Der Klimawandel beschleunigt den Strukturwandel

„Der Strukturwandel wird sich kräftig beschleunigen“, ist sich Hermann Hohl sicher. Frost, Hagel, Starkniederschläge und Sturmschäden oder extreme Trockenheit hätten aufgrund der Klimaveränderungen in den vergangenen fünf bis sechs Jahren extrem zugenommen. „Neue Schädlinge wie die Kirschessigfliege haben wir früher nicht gekannt“, sagt der Verbandspräsident. Die Zahl der Betriebsaufgaben wird seiner Meinung nach deshalb weiter steigen. „Während der Lese war das Wetter immerhin überwiegend optimal“, findet Hermann Hohl.

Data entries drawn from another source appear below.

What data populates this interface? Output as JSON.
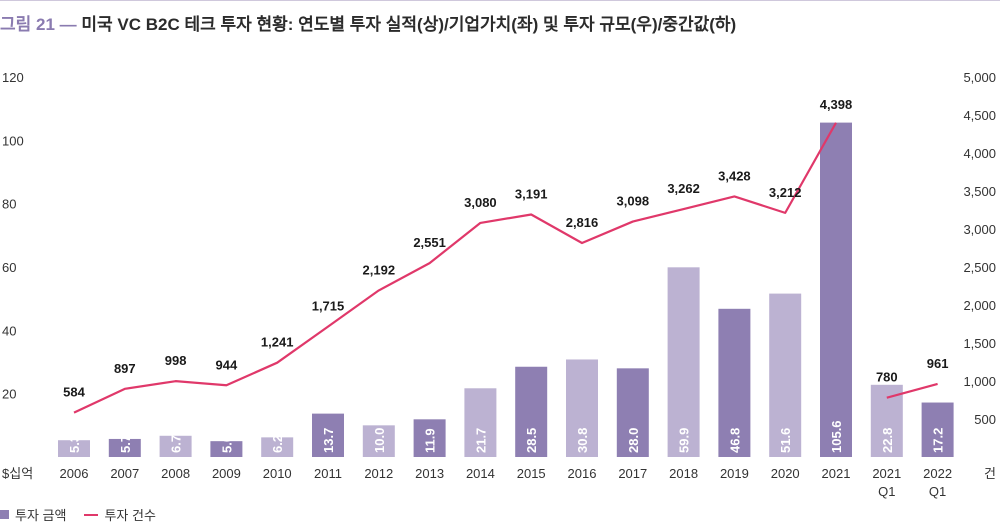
{
  "title": {
    "figure": "그림 21",
    "dash": "—",
    "text": "미국 VC B2C 테크 투자 현황: 연도별 투자 실적(상)/기업가치(좌) 및 투자 규모(우)/중간값(하)"
  },
  "colors": {
    "bar_dark": "#8e7fb2",
    "bar_light": "#bcb2d2",
    "line": "#e0386a",
    "label_dark_on_light": "#ffffff",
    "label_light": "#ffffff"
  },
  "legend": {
    "bar": "투자 금액",
    "line": "투자 건수"
  },
  "chart_data": {
    "type": "bar",
    "categories": [
      "2006",
      "2007",
      "2008",
      "2009",
      "2010",
      "2011",
      "2012",
      "2013",
      "2014",
      "2015",
      "2016",
      "2017",
      "2018",
      "2019",
      "2020",
      "2021",
      "2021\nQ1",
      "2022\nQ1"
    ],
    "series": [
      {
        "name": "투자 금액",
        "type": "bar",
        "axis": "left",
        "values": [
          5.3,
          5.7,
          6.7,
          5.0,
          6.2,
          13.7,
          10.0,
          11.9,
          21.7,
          28.5,
          30.8,
          28.0,
          59.9,
          46.8,
          51.6,
          105.6,
          22.8,
          17.2
        ],
        "shade": [
          "light",
          "dark",
          "light",
          "dark",
          "light",
          "dark",
          "light",
          "dark",
          "light",
          "dark",
          "light",
          "dark",
          "light",
          "dark",
          "light",
          "dark",
          "light",
          "dark"
        ]
      },
      {
        "name": "투자 건수",
        "type": "line",
        "axis": "right",
        "values": [
          584,
          897,
          998,
          944,
          1241,
          1715,
          2192,
          2551,
          3080,
          3191,
          2816,
          3098,
          3262,
          3428,
          3212,
          4398,
          780,
          961
        ],
        "labels": [
          "584",
          "897",
          "998",
          "944",
          "1,241",
          "1,715",
          "2,192",
          "2,551",
          "3,080",
          "3,191",
          "2,816",
          "3,098",
          "3,262",
          "3,428",
          "3,212",
          "4,398",
          "780",
          "961"
        ],
        "segments": [
          [
            0,
            15
          ],
          [
            16,
            17
          ]
        ]
      }
    ],
    "left_axis": {
      "unit": "$십억",
      "ylim": [
        0,
        120
      ],
      "ticks": [
        20,
        40,
        60,
        80,
        100,
        120
      ]
    },
    "right_axis": {
      "unit": "건",
      "ylim": [
        0,
        5000
      ],
      "ticks": [
        500,
        1000,
        1500,
        2000,
        2500,
        3000,
        3500,
        4000,
        4500,
        5000
      ],
      "tick_labels": [
        "500",
        "1,000",
        "1,500",
        "2,000",
        "2,500",
        "3,000",
        "3,500",
        "4,000",
        "4,500",
        "5,000"
      ]
    },
    "grid": false,
    "legend_position": "bottom-left"
  }
}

Abgesehen vom Frost bezeichnet Ramona Fischer die Reifebedingungen in diesem Jahr sogar als bestens. Mit rund 30 Prozent weniger Lesegut rechnet auch sie. Weil weniger Trauben am Stock waren, haben sie ihre Zuckerreife schneller als sonst erreicht. Bienen und Wespen trieben die Esslinger Genossen dann schon am 5. September zur Lese. „Wir wollten den Bestand sicher“, erklärt Ramona Fischer. Die folgenden Regentage hielten die Genossenschaft auf Trab. Dabei können die Trauben aufplatzen und sich Krankheiten bilden. Verfaulte Beeren müssen aufwendig aussortiert werden. Die Pause, die normalerweise zwischen den Früh- und den Spätsorten eingelegt wird, sparten sie sich wie alle anderen in diesem Herbst.

Der am vergangenen Freitag gelesene Merlot hatte ein Mostgewicht von 97 Grad Öchsle. „Wirklich top“, freut sich Ramona Fischer. In der Esslinger Kelter werden die Beeren abgepresst, die Maischevergärung machen die Genossen selbst. Zur Weiterverarbeitung kommt der Wein zur Weingärtner Zentralgenossenschaft in Möglingen. Vom Zweigelt holt sich die Geschäftsführerin eine Probe aus dem Tank: „Man muss immer abwarten, wie es sich im Keller entwickelt, aber es schickt sich super an“, sagt sie. Die größere Herausforderung ist für die Geschäftsführerin jetzt eine betriebswirtschaftliche: Wie man die Preise stabil hält bei gleichbleibenden Fixkosten aber weniger Wein.